Bu durumu isterseniz biraz daha somutlaştıralım. Ülkemizin değerli partilerinden olan Cumhuriyet Halk Partisi’nin (CHP) Mersin il örgütü, belediye başkanları ve delege seçimlerini merceğimiz altına alalım. Sağır sultanın dahi duyduğu bir çekişme yaşanıyor CHP Mersin örgütünde. Bir grup Büyükşehir Belediye Başkanı Macit Özcan’ın taraftarı, bir grup Yenişehir Belediye Başkanı İbrahim Genç taraftarı, ilk ikisine göre daha küçük ve Macit Özcan taraftarları arasında yer alan bir de Yılmaz Şanlı grubu var deniliyor! Neden iddia diyorum çünkü kimse kamusal alanda bu örgütleşmeyi kabul etmiyor. Kapalı kapılar ardında ise hepsi aslan!
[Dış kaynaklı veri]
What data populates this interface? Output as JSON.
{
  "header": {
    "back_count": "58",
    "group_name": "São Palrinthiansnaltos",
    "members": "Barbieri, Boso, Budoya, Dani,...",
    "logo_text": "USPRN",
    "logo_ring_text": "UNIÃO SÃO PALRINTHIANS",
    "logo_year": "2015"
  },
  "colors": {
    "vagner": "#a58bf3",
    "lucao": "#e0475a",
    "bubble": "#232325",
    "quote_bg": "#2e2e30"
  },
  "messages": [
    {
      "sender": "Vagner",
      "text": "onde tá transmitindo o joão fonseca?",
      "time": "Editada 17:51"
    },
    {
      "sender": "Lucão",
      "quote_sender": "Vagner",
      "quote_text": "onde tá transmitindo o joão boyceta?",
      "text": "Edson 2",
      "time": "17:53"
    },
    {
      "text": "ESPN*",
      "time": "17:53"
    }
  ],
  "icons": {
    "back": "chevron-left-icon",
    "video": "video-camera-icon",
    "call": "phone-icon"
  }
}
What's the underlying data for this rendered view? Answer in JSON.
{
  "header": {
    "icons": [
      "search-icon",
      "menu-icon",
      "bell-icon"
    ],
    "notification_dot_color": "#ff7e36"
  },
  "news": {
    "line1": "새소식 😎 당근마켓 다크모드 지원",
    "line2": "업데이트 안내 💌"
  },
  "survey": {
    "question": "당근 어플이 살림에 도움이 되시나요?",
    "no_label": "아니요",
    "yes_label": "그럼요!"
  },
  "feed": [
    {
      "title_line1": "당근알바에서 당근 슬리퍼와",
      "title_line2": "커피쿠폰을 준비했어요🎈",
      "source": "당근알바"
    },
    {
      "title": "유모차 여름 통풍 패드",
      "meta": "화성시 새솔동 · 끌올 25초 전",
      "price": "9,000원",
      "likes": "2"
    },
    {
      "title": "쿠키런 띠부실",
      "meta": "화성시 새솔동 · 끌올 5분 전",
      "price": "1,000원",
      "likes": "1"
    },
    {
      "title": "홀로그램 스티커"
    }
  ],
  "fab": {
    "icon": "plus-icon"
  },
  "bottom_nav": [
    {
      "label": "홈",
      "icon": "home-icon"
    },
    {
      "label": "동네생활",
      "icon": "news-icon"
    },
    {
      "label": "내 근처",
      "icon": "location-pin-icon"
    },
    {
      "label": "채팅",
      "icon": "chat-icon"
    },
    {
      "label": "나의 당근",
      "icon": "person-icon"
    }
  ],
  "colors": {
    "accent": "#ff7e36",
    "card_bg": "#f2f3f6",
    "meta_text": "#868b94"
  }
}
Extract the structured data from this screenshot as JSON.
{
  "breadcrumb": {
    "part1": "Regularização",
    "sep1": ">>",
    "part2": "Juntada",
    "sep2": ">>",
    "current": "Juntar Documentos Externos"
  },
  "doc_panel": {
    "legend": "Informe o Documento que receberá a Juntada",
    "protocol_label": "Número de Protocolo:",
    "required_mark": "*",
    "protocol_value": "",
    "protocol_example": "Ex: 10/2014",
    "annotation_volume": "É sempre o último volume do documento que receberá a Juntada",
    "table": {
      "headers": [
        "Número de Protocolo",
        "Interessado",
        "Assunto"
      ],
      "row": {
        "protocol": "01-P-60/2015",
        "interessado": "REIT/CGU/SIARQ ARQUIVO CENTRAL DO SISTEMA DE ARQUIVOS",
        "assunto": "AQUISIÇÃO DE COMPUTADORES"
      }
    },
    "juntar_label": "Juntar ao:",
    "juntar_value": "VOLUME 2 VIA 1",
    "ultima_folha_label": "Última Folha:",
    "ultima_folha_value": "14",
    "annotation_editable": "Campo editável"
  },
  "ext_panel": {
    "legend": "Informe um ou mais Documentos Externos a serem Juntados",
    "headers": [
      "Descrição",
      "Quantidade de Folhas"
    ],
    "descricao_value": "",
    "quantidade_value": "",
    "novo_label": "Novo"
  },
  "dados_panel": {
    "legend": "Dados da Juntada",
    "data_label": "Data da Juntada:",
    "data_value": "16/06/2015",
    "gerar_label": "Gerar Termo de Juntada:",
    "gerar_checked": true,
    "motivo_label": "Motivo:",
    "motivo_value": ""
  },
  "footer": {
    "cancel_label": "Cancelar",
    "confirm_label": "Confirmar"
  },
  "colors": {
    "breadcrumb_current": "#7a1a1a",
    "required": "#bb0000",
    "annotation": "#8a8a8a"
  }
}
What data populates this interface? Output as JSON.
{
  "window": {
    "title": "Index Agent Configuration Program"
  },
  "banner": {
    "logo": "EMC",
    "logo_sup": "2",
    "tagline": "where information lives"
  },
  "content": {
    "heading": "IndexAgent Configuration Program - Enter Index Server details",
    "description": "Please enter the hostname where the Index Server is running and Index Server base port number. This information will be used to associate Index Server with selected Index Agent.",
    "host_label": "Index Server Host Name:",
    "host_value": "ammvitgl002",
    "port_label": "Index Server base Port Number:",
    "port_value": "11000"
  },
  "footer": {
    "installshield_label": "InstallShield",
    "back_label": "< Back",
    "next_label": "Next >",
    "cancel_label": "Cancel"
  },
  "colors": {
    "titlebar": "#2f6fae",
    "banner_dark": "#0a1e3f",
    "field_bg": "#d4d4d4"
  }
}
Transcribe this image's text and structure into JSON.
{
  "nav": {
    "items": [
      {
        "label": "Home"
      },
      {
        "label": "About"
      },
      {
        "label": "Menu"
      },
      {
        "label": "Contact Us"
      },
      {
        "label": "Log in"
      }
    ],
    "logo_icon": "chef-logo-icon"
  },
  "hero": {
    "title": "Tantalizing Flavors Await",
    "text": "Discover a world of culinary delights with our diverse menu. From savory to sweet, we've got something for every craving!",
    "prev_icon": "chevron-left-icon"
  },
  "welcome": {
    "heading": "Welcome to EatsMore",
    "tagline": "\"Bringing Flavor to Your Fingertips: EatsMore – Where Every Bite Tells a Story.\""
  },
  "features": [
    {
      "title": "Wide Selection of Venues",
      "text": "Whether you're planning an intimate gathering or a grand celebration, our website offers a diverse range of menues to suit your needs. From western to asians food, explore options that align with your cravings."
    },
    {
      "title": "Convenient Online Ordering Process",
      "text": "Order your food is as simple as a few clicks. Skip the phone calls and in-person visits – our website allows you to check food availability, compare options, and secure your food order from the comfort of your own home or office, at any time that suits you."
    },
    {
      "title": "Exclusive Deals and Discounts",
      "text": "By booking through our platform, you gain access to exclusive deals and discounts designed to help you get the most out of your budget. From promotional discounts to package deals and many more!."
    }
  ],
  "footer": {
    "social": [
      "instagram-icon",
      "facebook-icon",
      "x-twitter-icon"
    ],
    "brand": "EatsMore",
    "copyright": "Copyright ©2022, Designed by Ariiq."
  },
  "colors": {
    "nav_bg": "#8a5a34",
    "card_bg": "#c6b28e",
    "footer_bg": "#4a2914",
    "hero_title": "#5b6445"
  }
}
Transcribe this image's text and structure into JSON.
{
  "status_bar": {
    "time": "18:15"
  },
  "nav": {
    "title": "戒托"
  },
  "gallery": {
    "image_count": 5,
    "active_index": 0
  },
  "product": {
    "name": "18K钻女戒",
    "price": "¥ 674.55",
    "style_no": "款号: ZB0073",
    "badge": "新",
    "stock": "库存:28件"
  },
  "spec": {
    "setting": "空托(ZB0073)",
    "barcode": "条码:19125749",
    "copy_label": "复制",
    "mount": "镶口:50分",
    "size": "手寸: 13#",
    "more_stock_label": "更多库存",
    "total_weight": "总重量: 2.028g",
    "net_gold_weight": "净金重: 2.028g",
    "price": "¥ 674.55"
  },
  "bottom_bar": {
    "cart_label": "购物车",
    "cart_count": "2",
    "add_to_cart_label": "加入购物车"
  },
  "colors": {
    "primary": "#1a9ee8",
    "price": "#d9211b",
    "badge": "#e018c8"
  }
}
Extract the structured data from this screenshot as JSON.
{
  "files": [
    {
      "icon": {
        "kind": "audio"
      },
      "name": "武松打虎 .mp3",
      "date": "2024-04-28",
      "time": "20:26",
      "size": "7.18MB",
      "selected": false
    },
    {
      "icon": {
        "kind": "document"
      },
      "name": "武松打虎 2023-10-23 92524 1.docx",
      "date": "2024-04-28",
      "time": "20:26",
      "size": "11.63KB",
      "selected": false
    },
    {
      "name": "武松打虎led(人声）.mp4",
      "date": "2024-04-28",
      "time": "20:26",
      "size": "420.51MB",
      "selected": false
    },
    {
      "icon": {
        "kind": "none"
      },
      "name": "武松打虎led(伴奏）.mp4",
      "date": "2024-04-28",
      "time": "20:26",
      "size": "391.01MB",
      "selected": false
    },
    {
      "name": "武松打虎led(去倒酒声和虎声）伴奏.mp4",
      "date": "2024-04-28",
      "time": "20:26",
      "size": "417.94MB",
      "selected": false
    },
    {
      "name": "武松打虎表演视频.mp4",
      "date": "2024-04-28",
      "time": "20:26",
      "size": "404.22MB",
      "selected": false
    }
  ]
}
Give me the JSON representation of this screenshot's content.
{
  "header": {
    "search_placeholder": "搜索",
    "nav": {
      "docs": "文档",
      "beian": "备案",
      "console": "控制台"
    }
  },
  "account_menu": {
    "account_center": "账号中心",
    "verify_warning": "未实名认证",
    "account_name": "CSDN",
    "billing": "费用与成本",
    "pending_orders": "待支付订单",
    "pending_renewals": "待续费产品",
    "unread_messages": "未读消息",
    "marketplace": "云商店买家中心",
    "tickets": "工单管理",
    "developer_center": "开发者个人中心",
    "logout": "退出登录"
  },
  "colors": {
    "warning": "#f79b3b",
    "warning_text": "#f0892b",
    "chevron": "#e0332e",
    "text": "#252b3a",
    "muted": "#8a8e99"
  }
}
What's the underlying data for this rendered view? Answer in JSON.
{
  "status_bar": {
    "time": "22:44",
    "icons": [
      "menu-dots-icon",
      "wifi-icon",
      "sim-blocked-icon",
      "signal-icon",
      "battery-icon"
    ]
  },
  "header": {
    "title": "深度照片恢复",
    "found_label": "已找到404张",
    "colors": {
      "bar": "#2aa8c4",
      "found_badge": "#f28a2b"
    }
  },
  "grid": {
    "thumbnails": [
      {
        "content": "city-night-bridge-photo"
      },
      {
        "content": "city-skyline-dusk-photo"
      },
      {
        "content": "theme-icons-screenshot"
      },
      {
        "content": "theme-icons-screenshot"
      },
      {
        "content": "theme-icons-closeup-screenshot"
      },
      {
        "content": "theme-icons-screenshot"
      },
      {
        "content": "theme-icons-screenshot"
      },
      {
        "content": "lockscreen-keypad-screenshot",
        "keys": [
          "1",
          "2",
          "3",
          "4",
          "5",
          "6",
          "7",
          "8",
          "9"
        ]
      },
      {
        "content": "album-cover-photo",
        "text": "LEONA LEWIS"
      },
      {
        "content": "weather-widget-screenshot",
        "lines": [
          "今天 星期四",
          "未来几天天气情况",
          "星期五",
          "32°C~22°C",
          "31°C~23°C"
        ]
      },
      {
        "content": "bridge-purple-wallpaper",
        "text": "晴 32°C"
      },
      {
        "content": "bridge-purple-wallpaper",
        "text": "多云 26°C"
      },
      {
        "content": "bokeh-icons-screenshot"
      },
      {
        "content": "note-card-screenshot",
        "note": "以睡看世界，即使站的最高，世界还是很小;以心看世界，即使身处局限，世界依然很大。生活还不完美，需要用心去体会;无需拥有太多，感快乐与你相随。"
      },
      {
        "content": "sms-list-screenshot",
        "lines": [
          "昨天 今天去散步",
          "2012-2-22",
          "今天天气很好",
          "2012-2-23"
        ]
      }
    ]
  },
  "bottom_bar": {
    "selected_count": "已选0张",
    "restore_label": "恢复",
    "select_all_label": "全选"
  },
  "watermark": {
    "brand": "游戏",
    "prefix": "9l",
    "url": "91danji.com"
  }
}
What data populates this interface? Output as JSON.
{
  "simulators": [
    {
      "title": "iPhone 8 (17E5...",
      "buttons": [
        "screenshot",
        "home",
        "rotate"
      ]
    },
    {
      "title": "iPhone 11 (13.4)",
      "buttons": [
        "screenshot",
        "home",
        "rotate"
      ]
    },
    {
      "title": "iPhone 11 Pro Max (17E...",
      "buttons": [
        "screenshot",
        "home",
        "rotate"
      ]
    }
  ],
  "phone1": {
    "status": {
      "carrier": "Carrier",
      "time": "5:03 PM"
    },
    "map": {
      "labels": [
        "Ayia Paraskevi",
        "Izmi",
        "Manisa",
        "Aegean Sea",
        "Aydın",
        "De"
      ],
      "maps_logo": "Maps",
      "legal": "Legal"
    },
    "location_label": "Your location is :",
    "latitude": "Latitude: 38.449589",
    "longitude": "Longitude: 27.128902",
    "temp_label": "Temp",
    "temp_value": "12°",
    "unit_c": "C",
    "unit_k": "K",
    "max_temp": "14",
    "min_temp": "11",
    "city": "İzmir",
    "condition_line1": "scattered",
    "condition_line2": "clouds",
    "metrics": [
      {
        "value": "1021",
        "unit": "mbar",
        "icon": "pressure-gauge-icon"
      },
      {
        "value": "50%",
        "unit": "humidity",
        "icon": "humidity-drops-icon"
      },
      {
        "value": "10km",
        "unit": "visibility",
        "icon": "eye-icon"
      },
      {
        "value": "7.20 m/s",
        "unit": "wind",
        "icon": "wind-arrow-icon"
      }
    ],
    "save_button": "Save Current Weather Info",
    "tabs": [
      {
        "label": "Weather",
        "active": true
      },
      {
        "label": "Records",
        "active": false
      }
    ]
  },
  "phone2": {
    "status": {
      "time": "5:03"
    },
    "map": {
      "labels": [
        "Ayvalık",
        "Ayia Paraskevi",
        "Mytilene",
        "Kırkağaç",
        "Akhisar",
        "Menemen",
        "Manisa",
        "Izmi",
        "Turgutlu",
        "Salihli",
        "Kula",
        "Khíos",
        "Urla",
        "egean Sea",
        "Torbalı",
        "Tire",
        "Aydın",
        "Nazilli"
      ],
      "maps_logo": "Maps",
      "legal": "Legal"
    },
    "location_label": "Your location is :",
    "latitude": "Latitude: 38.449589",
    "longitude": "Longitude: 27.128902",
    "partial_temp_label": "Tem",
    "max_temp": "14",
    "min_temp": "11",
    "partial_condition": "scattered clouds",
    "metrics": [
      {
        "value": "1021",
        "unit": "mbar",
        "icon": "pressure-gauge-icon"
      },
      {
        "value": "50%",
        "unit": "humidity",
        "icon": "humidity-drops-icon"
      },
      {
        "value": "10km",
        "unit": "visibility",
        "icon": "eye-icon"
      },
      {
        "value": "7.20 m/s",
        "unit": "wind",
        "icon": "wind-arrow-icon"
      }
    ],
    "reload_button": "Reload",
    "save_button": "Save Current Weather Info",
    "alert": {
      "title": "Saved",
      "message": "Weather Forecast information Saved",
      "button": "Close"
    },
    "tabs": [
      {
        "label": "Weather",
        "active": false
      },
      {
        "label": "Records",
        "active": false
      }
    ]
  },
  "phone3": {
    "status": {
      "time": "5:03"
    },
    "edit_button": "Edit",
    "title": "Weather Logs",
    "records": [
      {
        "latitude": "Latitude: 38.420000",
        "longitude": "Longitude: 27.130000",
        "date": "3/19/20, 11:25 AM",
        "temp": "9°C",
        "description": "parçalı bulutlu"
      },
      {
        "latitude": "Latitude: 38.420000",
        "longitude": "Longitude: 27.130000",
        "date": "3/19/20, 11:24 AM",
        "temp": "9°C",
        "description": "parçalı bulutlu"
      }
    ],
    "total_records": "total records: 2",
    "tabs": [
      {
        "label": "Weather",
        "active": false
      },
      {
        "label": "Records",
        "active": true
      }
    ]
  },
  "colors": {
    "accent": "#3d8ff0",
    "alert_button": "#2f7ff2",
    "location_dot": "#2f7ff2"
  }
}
Geçtiğimiz günlerde yaşanan CHP’nin delege seçimlerinde bir de ne görelim; Büyükşehir Belediye Başkanlığı’na bağlı daire başkanlarından birkaçı geçmişler masanın başına, kimi delege belirliyor kimi ilçe başkanı… Bir kişi de çıkıp “Ya arkadaş siz gidip resmi işinizi yapsanıza, partinin ilgili birimleri gereğini yapar” demiyor. Velhasıl bu daire başkanlarının tercihleri elbette muvaffakiyetle vuku buluyor. Macit Bey’e soruyoruz nedir bu vaziyet? “Vallahi ben kimseyi desteklemiyorum, kendi görevimi icra ediyorum” diyor. Ama kendi daire başkanlarından bir bölümü canla başla seçimlerde uğraşıyor. Artık karar sizin; ya başkana inanacaksınız ya da yaşananlara!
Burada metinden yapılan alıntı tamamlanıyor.